Frequency response for high end speakers at every price level is usually relatively flat. The differences in audible sound quality reported by audiophiles is disproportionate to the differences in frequency response between different speakers therefore frequency response cannot be a very significant factor in what we're hearing.
Distortion is usually below 0.5% so again the same reasoning applies.
I'm not convinced that polar response is quite as important as is sometimes claimed. 

If you look at the specs of most ultra high end loudspeakers,  there's no hard evidence provided by the manufacturers to justify their claims that their speaker is vastly superior.
And if there was it would need to be independently verified.

So how does the consumer know how close any given loudspeaker is to the ideal loudspeaker? How do we know how close a loudspeaker is to recreating the sound of a violin, cello, piano, human voice, or anything else? 

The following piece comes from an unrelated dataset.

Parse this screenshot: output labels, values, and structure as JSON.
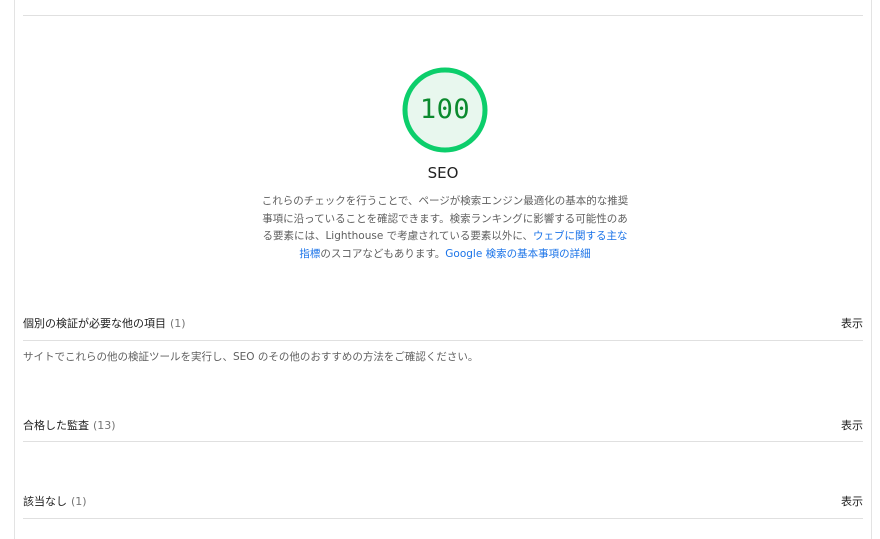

What makes a magico vastly different from a yg or Wilson? On the other hand if the difference between these speakers is extremely small then why is there such a discrepancy in opinions and why do we need a yg and a magico and Wilson and tidal audio and b&w etc on the market if they're all so similar?  







kenjit

Showing 1 response by mzkmxcv

The polar response is indeed important, but the off-axis measurements done by Stereophile, SoundStage/NRC, etc. use is more telling. 
 
Good vertical response is important too, say withhin a +/-10° window; this is where speakers like the Tekton Double Impacts do horribly in, you need to be on the reference axis or else the response changes greatly. 
 
Dynamic compression is also important, how the speaker measures at low and high volumes. 
 
How its spectral decay and transient response is also are important. You want fast transient and an even decay that’s also decently fast.